Sometimes a procedure is performed in an operating room only under certain circumstances. For example, a tooth would normally be extracted in a dental clinic, but may be done in an operating room when a general anaesthetic is required (e.g. for very young children or children and adults with special needs).
Some reports on this website allow you to view surgical volumes and wait times by surgeon specialty.
Some common procedures may be performed by more than one specialty in a region, or by different specialties in different regions. For example, common back and neck surgeries (laminectomy/discectomy/fusion/decompression) are performed by both neurosurgeons and orthopaedic surgeons; tonsillectomies are performed by both otolaryngologists and general surgeons; and carpal tunnel procedures are performed by general surgeons, orthopaedic surgeons and neurosurgeons. Thoracic procedures (operations of the chest) are reported as cardiovascular procedures in Regina and as general surgery procedures in Saskatoon.
General practitioners may have hospital privileges to perform some general surgery and/or obstetrics and gynaecology procedures.
The “Other” category for surgeon specialty includes general practitioners as well as other specialties that occasionally are listed as the main provider for an operating room procedure (anesthesia, pediatrics, physical medicine, rehabilitation, psychiatry, and rheumatology).
A Note about Registry Data
The data provided on this website is from Saskatchewan’s Surgical Patient Registry. The registry is a live database updated continually for use in monitoring and managing wait lists. The data shown on the website represents a snapshot of the data in the registry at a point in time. Historical numbers are recalculated based on the current snapshot when the website is updated and will reflect any changes to the data that occur between snapshots. Data can change between snapshots for a variety of reasons.

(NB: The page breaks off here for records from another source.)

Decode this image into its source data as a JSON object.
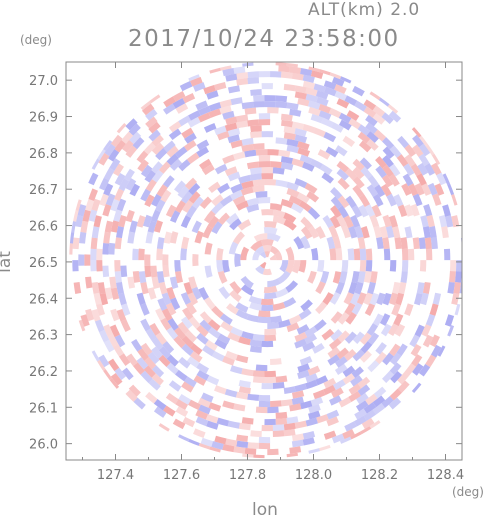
{
  "header": {
    "altitude": "ALT(km) 2.0",
    "timestamp": "2017/10/24 23:58:00"
  },
  "chart_data": {
    "type": "heatmap",
    "title": "2017/10/24 23:58:00",
    "subtitle": "ALT(km) 2.0",
    "xlabel": "lon",
    "ylabel": "lat",
    "x_unit": "(deg)",
    "y_unit": "(deg)",
    "xlim": [
      127.25,
      128.45
    ],
    "ylim": [
      25.955,
      27.05
    ],
    "x_ticks": [
      127.4,
      127.6,
      127.8,
      128.0,
      128.2,
      128.4
    ],
    "x_tick_labels": [
      "127.4",
      "127.6",
      "127.8",
      "128.0",
      "128.2",
      "128.4"
    ],
    "y_ticks": [
      26.0,
      26.1,
      26.2,
      26.3,
      26.4,
      26.5,
      26.6,
      26.7,
      26.8,
      26.9,
      27.0
    ],
    "y_tick_labels": [
      "26.0",
      "26.1",
      "26.2",
      "26.3",
      "26.4",
      "26.5",
      "26.6",
      "26.7",
      "26.8",
      "26.9",
      "27.0"
    ],
    "center": {
      "lon": 127.86,
      "lat": 26.505
    },
    "radius_deg_lat": 0.545,
    "colors": {
      "positive": "#f4a6a6",
      "negative": "#a9a9f2",
      "axis": "#888888"
    },
    "grid": false
  }
}
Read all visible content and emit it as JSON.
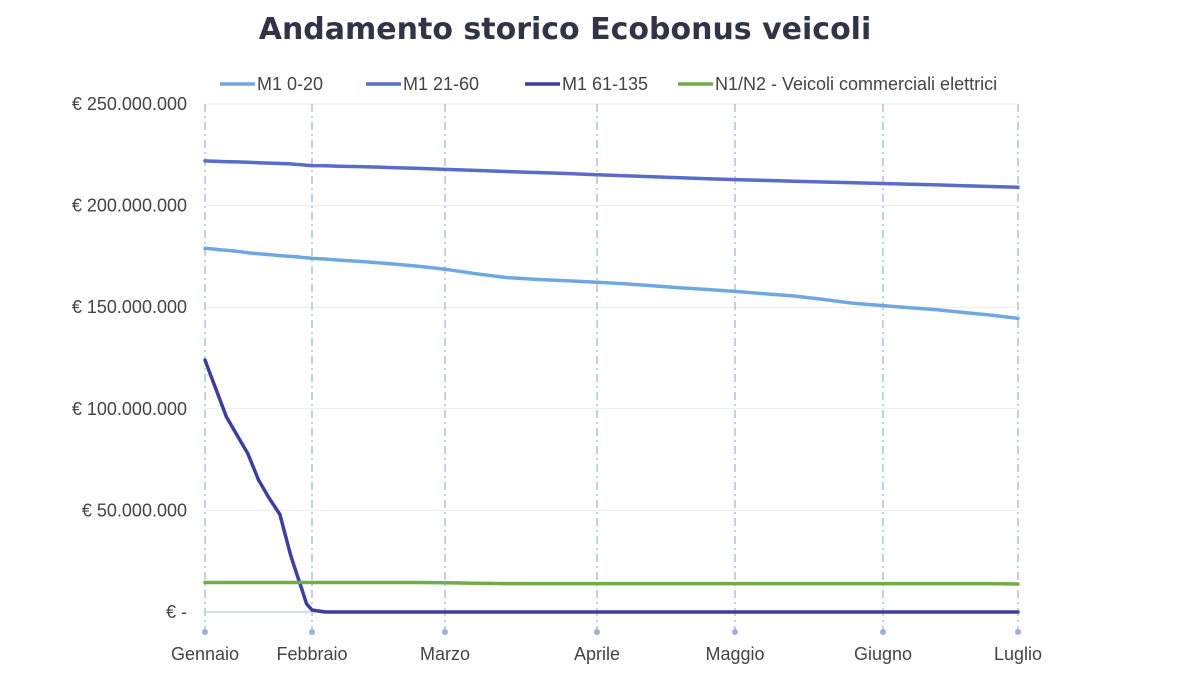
{
  "chart_data": {
    "type": "line",
    "title": "Andamento storico Ecobonus veicoli",
    "xlabel": "",
    "ylabel": "",
    "x_ticks": [
      "Gennaio",
      "Febbraio",
      "Marzo",
      "Aprile",
      "Maggio",
      "Giugno",
      "Luglio"
    ],
    "x": [
      0,
      0.05,
      0.1,
      0.15,
      0.2,
      0.3,
      0.4,
      0.5,
      0.6,
      0.7,
      0.8,
      0.85,
      0.9,
      0.95,
      1.0,
      1.1,
      1.2,
      1.4,
      1.6,
      1.8,
      2.0,
      2.2,
      2.4,
      2.6,
      2.8,
      3.0,
      3.2,
      3.4,
      3.6,
      3.8,
      4.0,
      4.2,
      4.4,
      4.6,
      4.8,
      5.0,
      5.2,
      5.4,
      5.6,
      5.8,
      6.0
    ],
    "ylim": [
      0,
      250000000
    ],
    "y_ticks": [
      "€ -",
      "€ 50.000.000",
      "€ 100.000.000",
      "€ 150.000.000",
      "€ 200.000.000",
      "€ 250.000.000"
    ],
    "legend_position": "top",
    "series": [
      {
        "name": "M1 0-20",
        "color": "#6fa8e0",
        "values": [
          179000000,
          178800000,
          178500000,
          178200000,
          178000000,
          177500000,
          176800000,
          176300000,
          175900000,
          175400000,
          175000000,
          174800000,
          174500000,
          174300000,
          174000000,
          173700000,
          173200000,
          172400000,
          171300000,
          170200000,
          168700000,
          166500000,
          164600000,
          163700000,
          163000000,
          162300000,
          161500000,
          160600000,
          159600000,
          158700000,
          157800000,
          156600000,
          155500000,
          153800000,
          151900000,
          150800000,
          149700000,
          148700000,
          147400000,
          146100000,
          144500000
        ]
      },
      {
        "name": "M1 21-60",
        "color": "#5a6cc9",
        "values": [
          222000000,
          221900000,
          221800000,
          221700000,
          221600000,
          221500000,
          221300000,
          221100000,
          220900000,
          220700000,
          220500000,
          220300000,
          220100000,
          219900000,
          219700000,
          219600000,
          219400000,
          219100000,
          218700000,
          218300000,
          217800000,
          217300000,
          216800000,
          216300000,
          215800000,
          215200000,
          214700000,
          214200000,
          213700000,
          213200000,
          212800000,
          212400000,
          212000000,
          211600000,
          211200000,
          210900000,
          210500000,
          210200000,
          209800000,
          209400000,
          209000000
        ]
      },
      {
        "name": "M1 61-135",
        "color": "#3d3f9f",
        "values": [
          124000000,
          117000000,
          110000000,
          103000000,
          96000000,
          87000000,
          78000000,
          65000000,
          56000000,
          48000000,
          28000000,
          20000000,
          12000000,
          4000000,
          1000000,
          0,
          0,
          0,
          0,
          0,
          0,
          0,
          0,
          0,
          0,
          0,
          0,
          0,
          0,
          0,
          0,
          0,
          0,
          0,
          0,
          0,
          0,
          0,
          0,
          0,
          0
        ]
      },
      {
        "name": "N1/N2 - Veicoli commerciali elettrici",
        "color": "#70ad47",
        "values": [
          14500000,
          14500000,
          14500000,
          14500000,
          14500000,
          14500000,
          14500000,
          14500000,
          14500000,
          14500000,
          14500000,
          14500000,
          14500000,
          14500000,
          14500000,
          14500000,
          14500000,
          14500000,
          14500000,
          14500000,
          14400000,
          14100000,
          14000000,
          14000000,
          14000000,
          14000000,
          14000000,
          14000000,
          14000000,
          14000000,
          14000000,
          14000000,
          14000000,
          14000000,
          14000000,
          14000000,
          14000000,
          14000000,
          14000000,
          14000000,
          13800000
        ]
      }
    ]
  }
}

Program changes in regions. For example, the addition to the registry of patients from two pediatric dental clinics in Saskatoon that were previously tracked separately and not in the registry affects counts of patients waiting. Both current and past wait list counts are affected because these patients are added as of their original booking date to retain their full waiting time.
Changes recommended by the SSCN to improve accuracy and facilitate interpretation of data. For example, a change was made in April 2006 to eliminate double counting of cataract patients who are booked at the same time for two cataract procedures.
Data entry and/or corrections that occur after the snapshot date. The data snapshots used for the website updates are taken approximately four weeks after the end of the time period covered (e.g. the snapshot of January to June data would be taken at the end of July) to ensure that data entry is complete, but occasionally late entry of a record occurs. Changes may also be made to fill in missing information, fix an error that is discovered, or to update a record with new information (for example, if a patient switches to a surgeon in a different region or new patient unavailable days are recorded).